One long-held assumption about traditional college is that the diploma it offers is a necessary checkmark on the list of qualifications that an employer may be looking for in job candidates. Earlier this fall, however, job-search site Glassdoor compiled a list of 15 top employers that have said they no longer require applicants to have a college degree. Companies like Google, Apple, and IBM are prominent on that list.
Indeed in 2017, IBM's vice president of talent Joanna Daley told CNBC Make It that about 15 percent of her company's U.S. hires don't have a four-year degree. She said that instead of looking exclusively at candidates who went to college, IBM now looks at candidates who have hands-on experience via a coding boot camp or an industry-related vocational class.
This stance by Apple, Google, IBM and others is important because they are companies that have prided themselves on having the “most educated” workforces in the world. With their change in attitude, and more importantly in hiring policy, the door is opening for all who are involved in education to be looking at viable alternatives to the traditional college track.

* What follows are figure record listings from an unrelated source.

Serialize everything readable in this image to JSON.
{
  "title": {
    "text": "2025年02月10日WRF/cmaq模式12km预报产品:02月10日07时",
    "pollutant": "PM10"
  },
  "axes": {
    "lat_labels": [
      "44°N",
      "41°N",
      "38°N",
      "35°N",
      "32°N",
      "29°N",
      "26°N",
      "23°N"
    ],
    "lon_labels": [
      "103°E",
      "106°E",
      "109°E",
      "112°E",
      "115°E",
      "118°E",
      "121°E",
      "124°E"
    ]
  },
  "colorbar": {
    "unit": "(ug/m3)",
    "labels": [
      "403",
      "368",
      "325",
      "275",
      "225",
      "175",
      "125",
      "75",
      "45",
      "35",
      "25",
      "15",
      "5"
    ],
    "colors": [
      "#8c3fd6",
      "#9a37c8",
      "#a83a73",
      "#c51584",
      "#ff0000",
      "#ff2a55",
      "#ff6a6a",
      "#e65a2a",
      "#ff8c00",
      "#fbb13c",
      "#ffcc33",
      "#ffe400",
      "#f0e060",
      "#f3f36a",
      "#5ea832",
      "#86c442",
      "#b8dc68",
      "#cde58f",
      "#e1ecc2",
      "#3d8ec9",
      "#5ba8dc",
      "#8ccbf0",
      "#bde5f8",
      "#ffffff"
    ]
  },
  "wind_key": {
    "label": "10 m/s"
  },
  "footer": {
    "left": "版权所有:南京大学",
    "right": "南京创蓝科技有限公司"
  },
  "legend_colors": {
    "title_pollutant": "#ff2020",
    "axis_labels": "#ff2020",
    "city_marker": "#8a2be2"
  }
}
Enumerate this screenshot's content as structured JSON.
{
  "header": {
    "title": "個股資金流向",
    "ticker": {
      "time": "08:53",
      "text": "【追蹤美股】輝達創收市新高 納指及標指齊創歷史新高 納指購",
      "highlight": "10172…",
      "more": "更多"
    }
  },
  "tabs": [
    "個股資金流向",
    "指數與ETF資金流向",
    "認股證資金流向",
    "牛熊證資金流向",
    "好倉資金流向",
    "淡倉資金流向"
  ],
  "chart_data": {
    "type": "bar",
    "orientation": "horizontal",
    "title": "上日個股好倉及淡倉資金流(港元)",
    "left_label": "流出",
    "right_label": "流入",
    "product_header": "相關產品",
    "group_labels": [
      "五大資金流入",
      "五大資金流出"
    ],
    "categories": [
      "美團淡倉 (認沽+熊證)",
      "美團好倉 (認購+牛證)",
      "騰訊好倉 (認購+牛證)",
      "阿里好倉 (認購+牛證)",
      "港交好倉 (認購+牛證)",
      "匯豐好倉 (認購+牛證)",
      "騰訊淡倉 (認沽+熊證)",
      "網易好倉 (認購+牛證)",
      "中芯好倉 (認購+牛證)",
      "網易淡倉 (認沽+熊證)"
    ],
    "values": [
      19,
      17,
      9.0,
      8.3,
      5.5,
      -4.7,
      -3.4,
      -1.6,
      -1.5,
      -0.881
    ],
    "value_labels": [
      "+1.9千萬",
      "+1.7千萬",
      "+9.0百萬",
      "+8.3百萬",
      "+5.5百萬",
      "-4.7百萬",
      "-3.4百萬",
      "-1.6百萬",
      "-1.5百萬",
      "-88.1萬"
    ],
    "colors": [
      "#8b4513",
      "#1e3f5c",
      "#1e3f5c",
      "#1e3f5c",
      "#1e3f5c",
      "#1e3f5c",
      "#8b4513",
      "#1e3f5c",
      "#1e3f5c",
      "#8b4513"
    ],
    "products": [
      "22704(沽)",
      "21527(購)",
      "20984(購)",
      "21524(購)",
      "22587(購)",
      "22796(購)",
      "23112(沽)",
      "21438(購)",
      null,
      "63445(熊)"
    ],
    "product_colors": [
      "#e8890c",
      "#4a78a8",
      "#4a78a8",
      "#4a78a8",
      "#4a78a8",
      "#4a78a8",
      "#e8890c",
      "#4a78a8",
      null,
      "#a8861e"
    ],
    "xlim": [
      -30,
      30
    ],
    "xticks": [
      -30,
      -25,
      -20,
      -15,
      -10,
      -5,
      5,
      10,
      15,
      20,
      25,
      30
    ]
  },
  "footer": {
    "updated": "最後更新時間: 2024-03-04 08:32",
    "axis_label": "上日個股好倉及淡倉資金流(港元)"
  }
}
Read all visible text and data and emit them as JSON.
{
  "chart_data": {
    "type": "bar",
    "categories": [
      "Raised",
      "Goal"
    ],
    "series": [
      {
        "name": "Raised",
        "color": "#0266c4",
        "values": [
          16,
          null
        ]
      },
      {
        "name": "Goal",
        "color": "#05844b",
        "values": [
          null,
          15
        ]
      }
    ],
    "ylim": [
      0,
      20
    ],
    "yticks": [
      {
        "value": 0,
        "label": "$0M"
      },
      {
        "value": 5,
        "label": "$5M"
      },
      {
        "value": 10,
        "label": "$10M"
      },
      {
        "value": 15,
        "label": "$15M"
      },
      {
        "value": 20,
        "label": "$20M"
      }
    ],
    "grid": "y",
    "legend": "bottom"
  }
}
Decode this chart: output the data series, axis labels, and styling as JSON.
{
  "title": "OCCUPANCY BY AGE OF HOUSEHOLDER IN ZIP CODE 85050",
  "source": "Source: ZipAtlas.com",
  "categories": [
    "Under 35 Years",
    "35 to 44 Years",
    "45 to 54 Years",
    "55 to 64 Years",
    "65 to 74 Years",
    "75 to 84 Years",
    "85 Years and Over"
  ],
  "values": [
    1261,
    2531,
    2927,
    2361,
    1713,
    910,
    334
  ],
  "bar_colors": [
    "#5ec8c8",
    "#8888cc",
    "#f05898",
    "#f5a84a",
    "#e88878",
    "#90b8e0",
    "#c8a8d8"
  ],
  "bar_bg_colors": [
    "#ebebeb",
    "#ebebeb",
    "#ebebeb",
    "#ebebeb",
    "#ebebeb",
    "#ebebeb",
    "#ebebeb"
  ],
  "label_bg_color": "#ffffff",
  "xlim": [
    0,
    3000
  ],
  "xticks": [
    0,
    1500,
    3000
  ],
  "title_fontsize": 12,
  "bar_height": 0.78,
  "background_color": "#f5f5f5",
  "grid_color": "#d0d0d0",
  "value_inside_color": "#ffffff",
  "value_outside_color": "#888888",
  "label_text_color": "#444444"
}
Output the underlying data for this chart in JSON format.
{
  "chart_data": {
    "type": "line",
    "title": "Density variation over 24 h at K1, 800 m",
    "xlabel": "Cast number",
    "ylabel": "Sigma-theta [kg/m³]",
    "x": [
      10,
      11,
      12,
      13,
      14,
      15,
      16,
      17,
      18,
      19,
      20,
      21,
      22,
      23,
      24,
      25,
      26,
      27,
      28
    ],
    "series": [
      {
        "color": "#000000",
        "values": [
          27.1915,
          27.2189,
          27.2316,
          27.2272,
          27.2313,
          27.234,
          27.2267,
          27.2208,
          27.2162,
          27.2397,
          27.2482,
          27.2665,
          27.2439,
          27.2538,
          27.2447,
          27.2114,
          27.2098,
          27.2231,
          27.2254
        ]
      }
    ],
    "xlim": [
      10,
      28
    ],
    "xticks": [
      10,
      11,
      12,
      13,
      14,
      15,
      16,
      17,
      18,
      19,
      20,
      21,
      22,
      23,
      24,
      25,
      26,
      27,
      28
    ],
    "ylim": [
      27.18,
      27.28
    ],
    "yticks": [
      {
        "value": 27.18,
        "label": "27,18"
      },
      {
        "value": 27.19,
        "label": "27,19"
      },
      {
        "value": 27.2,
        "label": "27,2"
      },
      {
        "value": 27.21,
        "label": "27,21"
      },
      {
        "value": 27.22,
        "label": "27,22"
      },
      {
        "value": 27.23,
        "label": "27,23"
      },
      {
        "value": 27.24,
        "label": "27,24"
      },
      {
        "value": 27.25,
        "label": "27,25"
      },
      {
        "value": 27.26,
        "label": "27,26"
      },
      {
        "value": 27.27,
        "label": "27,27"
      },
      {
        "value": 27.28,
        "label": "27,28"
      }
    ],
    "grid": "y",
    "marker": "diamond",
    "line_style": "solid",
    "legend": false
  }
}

Surely, the path from “here to there” – from the present state of college degree as marking the checkbox of necessary credential to the future state of credential being attained via a non-traditional program – won’t be smooth or easy, and some long-held perceptions about college tend to die hard.
To prove this point, witness the fall 2018 survey from the Association of American Colleges & Universities (AAC&U) showing that 82 percent of executives and 75 percent of managers still think that completing a college education is “very important” or “absolutely essential.”
Even so, the association titled the report “Fulfilling the American Dream: Liberal Education and the Future of Work,” because it was mindful of the worries the public has about higher education, said AAC&U president Lynn Pasquerella.
A point that was somewhat buried in the report (but one that caught my eye) was this: executives and hiring managers surveyed indicated they’d be much more likely to hire a student with an internship or apprenticeship, experiences where students learn skills such as effective oral communication and critical thinking that are so critical from an employer perspective.
It’s clear that the meaning of education is changing. While a diploma from a traditional college or university still sends an important signal, it is no longer seen as essential. Tech skills, on the other hand, are increasingly must-have skills and that is most true in the Midwest where tech jobs are going begging as companies demonstrate their frustration at the lack of available talent.
That’s why now is the time for all who care about the future of this country to realize that college vs. no college is a no-way-out debate, which only frustrates the students we are educating and the job pipeline we are filling.
Alternatives to college, such as the tech education and apprenticeship academy for adult learners that Kenzie Academy has opened in Indianapolis, are increasingly viable options for those who want to acquire skills and leverage them into practical opportunities for meaningful employment in the evolving tech economy.
When it’s “back to school” time in the fall of 2019 and beyond, the stories in the news won’t just be about traditional college options, they will also be about the growing number of college alternatives.